Seminar
Functionally Graded Structures
Wednesday, April 15, 2009
4:00 - 5:00 PM
Room 190 Holden Auditorium
Dr. Romesh C. Batra
Department of Engineering Science and Mechanics, Virginia Tech
One way to optimally design structures of a given topology is to suitably vary material properties in them to either minimize values of the maximum principal stress, the maximum shear stress, or another critical variable such as the strain energy density. Other possibility is to optimize structure’s topology to minimize its weight. The tailored material properties can be obtained either by composing the structure from more than one material and varying their volume fractions or by changing the molecular and the chemical structure by exposing the material to ultraviolet light, appropriate heat and chemical treatments, or other means.
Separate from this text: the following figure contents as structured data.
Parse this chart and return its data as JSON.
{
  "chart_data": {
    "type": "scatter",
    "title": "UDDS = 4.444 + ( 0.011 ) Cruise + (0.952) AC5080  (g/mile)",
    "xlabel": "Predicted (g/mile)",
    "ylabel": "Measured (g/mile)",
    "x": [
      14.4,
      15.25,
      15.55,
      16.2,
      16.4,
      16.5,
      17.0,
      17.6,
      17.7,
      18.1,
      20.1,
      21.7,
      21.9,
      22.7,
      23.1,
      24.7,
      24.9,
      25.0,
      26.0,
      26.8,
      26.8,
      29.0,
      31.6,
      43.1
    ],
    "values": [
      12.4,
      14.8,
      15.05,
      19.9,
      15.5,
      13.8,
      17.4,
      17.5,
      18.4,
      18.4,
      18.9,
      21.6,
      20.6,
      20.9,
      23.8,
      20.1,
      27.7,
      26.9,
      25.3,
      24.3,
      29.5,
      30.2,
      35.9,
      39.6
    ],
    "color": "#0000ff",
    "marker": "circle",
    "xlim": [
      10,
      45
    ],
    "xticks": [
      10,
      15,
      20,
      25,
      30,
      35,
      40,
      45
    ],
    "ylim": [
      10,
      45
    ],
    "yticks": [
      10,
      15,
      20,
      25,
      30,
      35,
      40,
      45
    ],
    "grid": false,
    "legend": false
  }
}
Materials with continuously varying elastic moduli are usually called functionally graded (FG), and structures made of such materials are termed FG structures (FGSs). Advantages of FGSs over laminated composites include the elimination of interfaces between different constituents/layers thereby avoiding points of high stress concentration. However, FGSs fabricated by continuously varying volume fractions of reinforcing particulates in a matrix may have too many surfaces where debonding between particulates and the matrix can occur. The literature on FGSs is too large to be reviewed in one talk. An attempt will be made to summarize some of the salient results.